# Grothendieck group for projective space over the dual numbers

Fix a field $k$. For a singular variety $X$, I understand that the Grothendieck group $K^0(X)$ of vector bundles on $X$ is not necessarily isomorphic to the Grothendieck group $K_0(X)$ of coherent sheaves on $X$.

I am curious to learn what is known about these two groups in one family of examples: $\mathbb P^n_{D}$, where $D$ is the dual numbers $D=k[\epsilon]/(\epsilon^2)$.

References would be especially appreciated, as I know very little about K-theory.
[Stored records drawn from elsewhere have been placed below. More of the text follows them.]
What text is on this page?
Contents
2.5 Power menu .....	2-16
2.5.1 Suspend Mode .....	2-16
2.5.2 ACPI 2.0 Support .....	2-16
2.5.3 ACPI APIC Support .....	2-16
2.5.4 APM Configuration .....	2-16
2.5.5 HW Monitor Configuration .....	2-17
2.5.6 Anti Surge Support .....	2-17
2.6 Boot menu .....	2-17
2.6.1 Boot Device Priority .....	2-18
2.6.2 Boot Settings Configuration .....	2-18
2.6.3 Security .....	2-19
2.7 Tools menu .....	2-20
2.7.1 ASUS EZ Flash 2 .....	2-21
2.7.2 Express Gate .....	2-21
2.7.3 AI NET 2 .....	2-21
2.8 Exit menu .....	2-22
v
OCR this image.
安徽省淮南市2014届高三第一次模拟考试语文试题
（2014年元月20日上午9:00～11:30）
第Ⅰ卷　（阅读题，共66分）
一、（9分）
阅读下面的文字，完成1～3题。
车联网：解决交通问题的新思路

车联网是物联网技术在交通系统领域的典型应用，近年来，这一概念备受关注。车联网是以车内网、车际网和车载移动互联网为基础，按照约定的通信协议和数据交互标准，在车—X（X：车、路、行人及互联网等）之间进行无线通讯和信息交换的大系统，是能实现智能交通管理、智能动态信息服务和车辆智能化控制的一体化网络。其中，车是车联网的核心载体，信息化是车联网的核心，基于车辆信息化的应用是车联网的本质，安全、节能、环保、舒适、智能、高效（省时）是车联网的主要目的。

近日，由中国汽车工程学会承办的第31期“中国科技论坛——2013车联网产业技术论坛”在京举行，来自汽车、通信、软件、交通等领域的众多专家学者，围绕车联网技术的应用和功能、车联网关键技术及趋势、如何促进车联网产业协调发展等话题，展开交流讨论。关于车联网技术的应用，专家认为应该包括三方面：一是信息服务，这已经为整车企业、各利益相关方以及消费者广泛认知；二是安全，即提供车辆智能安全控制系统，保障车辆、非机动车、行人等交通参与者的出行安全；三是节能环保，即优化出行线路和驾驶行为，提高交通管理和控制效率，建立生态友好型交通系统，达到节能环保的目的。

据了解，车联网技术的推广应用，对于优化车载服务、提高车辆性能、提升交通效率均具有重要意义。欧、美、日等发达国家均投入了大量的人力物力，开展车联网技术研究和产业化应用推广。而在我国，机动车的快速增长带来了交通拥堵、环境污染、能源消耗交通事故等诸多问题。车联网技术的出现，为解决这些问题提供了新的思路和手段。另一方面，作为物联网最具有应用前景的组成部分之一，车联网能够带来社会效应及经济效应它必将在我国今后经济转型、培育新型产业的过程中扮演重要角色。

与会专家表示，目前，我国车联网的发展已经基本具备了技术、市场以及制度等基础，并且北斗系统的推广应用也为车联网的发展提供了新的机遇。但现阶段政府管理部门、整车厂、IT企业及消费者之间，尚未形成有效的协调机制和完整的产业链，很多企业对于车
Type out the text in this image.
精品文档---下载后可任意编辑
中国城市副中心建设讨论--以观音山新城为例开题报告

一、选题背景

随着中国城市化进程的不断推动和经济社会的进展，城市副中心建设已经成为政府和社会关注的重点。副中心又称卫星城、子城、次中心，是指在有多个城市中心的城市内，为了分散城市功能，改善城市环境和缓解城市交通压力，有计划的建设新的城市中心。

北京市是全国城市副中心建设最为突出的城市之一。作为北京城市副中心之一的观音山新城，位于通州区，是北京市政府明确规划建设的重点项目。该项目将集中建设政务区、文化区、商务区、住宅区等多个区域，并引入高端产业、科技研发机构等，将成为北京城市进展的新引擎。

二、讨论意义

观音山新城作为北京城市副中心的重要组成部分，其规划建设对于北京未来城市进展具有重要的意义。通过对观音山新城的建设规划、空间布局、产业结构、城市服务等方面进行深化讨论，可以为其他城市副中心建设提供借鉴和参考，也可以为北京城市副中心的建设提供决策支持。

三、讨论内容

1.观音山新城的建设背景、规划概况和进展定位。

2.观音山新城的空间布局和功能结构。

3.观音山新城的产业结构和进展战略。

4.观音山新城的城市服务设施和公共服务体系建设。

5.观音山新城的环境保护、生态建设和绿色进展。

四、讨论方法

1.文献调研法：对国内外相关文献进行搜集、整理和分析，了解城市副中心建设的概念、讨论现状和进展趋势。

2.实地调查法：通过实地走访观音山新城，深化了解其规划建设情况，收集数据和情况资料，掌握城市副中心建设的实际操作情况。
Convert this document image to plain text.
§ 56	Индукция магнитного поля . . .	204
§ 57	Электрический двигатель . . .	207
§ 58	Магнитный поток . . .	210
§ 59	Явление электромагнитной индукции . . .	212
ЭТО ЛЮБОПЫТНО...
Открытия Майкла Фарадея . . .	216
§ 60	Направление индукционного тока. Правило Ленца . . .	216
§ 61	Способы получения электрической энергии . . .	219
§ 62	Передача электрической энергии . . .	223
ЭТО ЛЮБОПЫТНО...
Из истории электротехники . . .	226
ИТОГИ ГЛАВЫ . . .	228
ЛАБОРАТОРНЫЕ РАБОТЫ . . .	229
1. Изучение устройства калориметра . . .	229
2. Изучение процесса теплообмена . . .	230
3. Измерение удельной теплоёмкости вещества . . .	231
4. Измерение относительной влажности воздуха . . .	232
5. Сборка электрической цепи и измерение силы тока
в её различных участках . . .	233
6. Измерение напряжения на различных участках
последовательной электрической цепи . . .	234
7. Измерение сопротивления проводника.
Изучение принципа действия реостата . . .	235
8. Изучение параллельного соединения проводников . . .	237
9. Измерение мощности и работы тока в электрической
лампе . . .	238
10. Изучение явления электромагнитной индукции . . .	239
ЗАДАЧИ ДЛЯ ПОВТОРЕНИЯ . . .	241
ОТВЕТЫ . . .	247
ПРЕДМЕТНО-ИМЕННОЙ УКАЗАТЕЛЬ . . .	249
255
If $X$ is a noetherian separated scheme and $X_{red}$ its reduction , we have $K_0(X)=K_o(X_{red})$: in other words $K_o$ doesn't see nilpotents .
Much more generally and profoundly, Quillen has proved that for all his $K$-theory groups, $K_i(X)=K_i(X_{red})$.
In your particular case you thus have (in the following $T$ is an indeterminate) $$K_0(\mathbb P^n_D)=K_0(\mathbb P^n_k)=\mathbb Z[T]/(T^{n+1})$$

As for $K^0$, a special case of a theorem of Berthelot (SGA 6, Exposé VI, Théorème 1.1, page 365) states that, for any commutative ring $A$, we have $K^0(\mathbb P^n_A)=K^o(A)[T]/(T^{n+1})$.
If $A=D=k[\epsilon]$, we have $K^0(D)=\mathbb Z$, since projective modules over local rings (like $D$) are free.
So here too $$K^0(\mathbb P^n_D)=\mathbb Z[T]/(T^{n+1})$$

Bibliography
Srinivas has written this nice book on $K$-theory.

And as an homage to the recently sadly departed Daniel Quillen, let me refer to his groundbreaking paper
"Higher algebraic $K$-theory I", published in Springer's Lecture Notes LNM 341.

• Thank you for the thoughtful answer and the helpful references. Oct 4 '11 at 17:07

The identity map from $k$ to itself factors through $D$. Thus, if $K$ represents either $K^0$ or $K_0$, $K(\mathbb P^n_{k})$ is a direct summand of $K(\mathbb P^n_{D})$.

For $M$ a coherent $\mathbb P^n_{D}$-module, we have an exact sequence

$$0\rightarrow \epsilon M \rightarrow M \rightarrow M/\epsilon M\rightarrow 0$$

The classes of the modules on the left and right, and therefore the class of the module in the middle, all come from the $K_0(\mathbb P^n_{k})$ direct summand. This shows that $K_0(\mathbb P^n_{D})=K_0(\mathbb P^n_{k})$.

For $K^0$, you can apply Nakayama's Lemma.